Kazuko resta silencieuse un instant. Son regard, froid et figé, ne laissait rien transparaître. Pas même un tressaillement, pas même une ombre d’émotion. Kyoko venait de confirmer la chose suivante : elle ne retrouverait pas cet l'ancien empereur Kumojin tel qu’elle l’avait connu. Seulement l’écho altéré d’une époque révolue. Elle hocha lentement la tête.
« Différent, dites-vous... »
Elle fit une pause et releva à peine le menton.
« Ce que vous ne dites pas en dit long. Mais qu’importe. J'irai le voir dans l'immédiat... »
Mais ce n’était pas là le plus grand trouble que la Kitto venait de révéler. Lorsque le nom de Kohana fut prononcé, Kazuko ne laissa rien paraître. Son visage resta aussi impénétrable qu’à l’accoutumée. Aucun mouvement superflu, aucun signe trahissant l’émotion. Pourtant, derrière ce masque maîtrisé, une onde glaciale remonta lentement le long de sa colonne.
"Kohana, ici ?" Cela n’avait jamais été dit explicitement, mais il fallait être aveugle pour ne pas comprendre ce que cela impliquait. Si elle se trouvait en ces lieux, c’était qu’elle avait prêté allégeance… non pas simplement à l’Empire de ce que comprenait l'Okasan, mais bien à Kyoko elle-même. Kazuko cligna lentement des yeux, comme pour recadrer mentalement les pièces du jeu, son esprit étant toujours dans un brouillard permanent. Kohana n’était plus une une petite fille à peine recherchée par Kumo. Elle était désormais une pièce officielle sur l’échiquier de ce nouveau monde. Une pièce instable, puissante, et probablement incontrôlable.

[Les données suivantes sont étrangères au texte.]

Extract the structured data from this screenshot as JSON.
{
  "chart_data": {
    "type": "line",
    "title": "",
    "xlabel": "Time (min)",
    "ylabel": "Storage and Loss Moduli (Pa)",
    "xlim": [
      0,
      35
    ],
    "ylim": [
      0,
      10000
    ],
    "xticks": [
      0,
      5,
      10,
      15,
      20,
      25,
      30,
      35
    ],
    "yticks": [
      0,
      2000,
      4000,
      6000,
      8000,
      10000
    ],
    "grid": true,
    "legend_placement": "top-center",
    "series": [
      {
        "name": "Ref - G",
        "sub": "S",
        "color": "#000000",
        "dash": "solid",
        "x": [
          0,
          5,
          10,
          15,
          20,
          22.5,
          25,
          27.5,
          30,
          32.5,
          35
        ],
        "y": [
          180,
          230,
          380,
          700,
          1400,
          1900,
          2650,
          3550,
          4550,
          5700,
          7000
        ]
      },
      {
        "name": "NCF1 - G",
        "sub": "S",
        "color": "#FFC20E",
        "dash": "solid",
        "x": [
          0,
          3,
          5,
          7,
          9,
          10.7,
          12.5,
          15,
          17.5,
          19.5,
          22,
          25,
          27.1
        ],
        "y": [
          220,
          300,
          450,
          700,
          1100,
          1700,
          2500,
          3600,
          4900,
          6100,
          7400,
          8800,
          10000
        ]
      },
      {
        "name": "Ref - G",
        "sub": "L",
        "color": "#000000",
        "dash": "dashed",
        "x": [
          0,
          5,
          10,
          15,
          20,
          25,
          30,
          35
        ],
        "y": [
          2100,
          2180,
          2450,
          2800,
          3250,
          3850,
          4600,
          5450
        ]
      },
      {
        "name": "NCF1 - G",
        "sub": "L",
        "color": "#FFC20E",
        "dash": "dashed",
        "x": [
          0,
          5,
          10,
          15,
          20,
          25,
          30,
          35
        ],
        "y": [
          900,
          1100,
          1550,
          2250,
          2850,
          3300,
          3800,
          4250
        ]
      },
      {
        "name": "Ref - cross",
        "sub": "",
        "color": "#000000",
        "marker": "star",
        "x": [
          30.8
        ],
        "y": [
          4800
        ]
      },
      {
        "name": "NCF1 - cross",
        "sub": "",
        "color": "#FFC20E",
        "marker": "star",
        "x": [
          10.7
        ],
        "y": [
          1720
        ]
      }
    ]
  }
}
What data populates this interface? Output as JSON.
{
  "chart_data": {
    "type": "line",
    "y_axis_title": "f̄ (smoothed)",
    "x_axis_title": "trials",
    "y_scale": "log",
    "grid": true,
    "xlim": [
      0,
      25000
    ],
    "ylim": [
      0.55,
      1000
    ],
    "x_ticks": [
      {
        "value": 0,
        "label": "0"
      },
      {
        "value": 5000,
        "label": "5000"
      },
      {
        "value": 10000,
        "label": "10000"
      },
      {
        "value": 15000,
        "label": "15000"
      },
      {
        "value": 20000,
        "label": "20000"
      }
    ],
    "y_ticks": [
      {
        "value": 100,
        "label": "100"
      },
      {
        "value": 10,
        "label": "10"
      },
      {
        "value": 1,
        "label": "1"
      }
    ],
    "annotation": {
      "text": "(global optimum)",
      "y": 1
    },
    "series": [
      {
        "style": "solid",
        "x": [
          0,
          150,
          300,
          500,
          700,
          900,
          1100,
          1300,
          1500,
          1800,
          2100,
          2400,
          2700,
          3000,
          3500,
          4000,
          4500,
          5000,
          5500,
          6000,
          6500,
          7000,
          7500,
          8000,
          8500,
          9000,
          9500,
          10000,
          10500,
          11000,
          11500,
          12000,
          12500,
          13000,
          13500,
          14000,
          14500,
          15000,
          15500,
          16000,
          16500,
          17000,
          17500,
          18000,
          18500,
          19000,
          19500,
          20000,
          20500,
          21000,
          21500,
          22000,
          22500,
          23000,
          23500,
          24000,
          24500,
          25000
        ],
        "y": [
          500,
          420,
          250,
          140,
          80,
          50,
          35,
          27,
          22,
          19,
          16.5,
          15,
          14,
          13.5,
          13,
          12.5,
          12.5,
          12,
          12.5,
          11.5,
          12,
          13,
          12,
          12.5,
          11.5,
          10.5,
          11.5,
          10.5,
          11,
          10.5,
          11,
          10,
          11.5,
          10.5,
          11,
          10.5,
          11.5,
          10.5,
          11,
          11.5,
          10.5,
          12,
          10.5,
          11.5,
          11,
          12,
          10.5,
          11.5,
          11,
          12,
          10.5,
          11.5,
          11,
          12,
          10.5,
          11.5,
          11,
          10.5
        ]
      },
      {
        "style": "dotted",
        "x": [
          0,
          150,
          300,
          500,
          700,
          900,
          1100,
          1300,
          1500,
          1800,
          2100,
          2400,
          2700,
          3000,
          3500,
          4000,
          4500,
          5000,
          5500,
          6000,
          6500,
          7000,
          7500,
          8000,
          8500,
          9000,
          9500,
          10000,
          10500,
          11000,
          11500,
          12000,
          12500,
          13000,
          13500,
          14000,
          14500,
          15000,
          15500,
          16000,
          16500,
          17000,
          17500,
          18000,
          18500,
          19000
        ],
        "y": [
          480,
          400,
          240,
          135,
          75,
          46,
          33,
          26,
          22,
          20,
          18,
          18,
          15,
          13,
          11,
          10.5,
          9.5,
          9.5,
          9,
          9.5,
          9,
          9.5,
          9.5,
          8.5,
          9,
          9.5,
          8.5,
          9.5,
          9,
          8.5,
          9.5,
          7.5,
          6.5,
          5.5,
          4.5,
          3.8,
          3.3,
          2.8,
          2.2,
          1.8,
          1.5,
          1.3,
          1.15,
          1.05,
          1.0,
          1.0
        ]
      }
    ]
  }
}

Sa voix était posée, presque douce, chargée d’un écho plus profond. Pas de reproche. Pas d’ironie.
« Je suppose qu’il vaut mieux cela que de la savoir seule, encore prise dans ses colères. »
Un court silence. Pas de nostalgie, mais une pensée honnête.
« Si elle est entourée, guidée… alors c’est une bonne chose. Même si ce n’est pas par moi. »
Reprit la cheffe du clan. Elle aurait dû s’inquiéter. Sa cadette restait une force incontrôlable, prompte à la violence, consumée par une colère que rien ne semblait apaiser. Une lame à double tranchant, forgée dans un Yukan dont les restes du cataclysme sont encore brûlant.
Mais au lieu de cela, une pensée calme, douloureuse, s’imposa doucement dans l'esprit de la trentenaire : "Qu’importe ce qu’elle est devenue… Elle reste, à mes yeux, le lien le plus précieux qu’il me reste en ce monde."
Elle ne cilla pas, ne détourna même pas les yeux. Juste une légère inspiration, plus lente que les autres. Elle laissa la pensée s’installer, la contenir, puis la refermer.
« N'ayez aucune crainte à ce sujet, je ne chercherai pas à la revoir. Ce n'est pas le moment et ce n'est certainement plus mon rôle désormais. »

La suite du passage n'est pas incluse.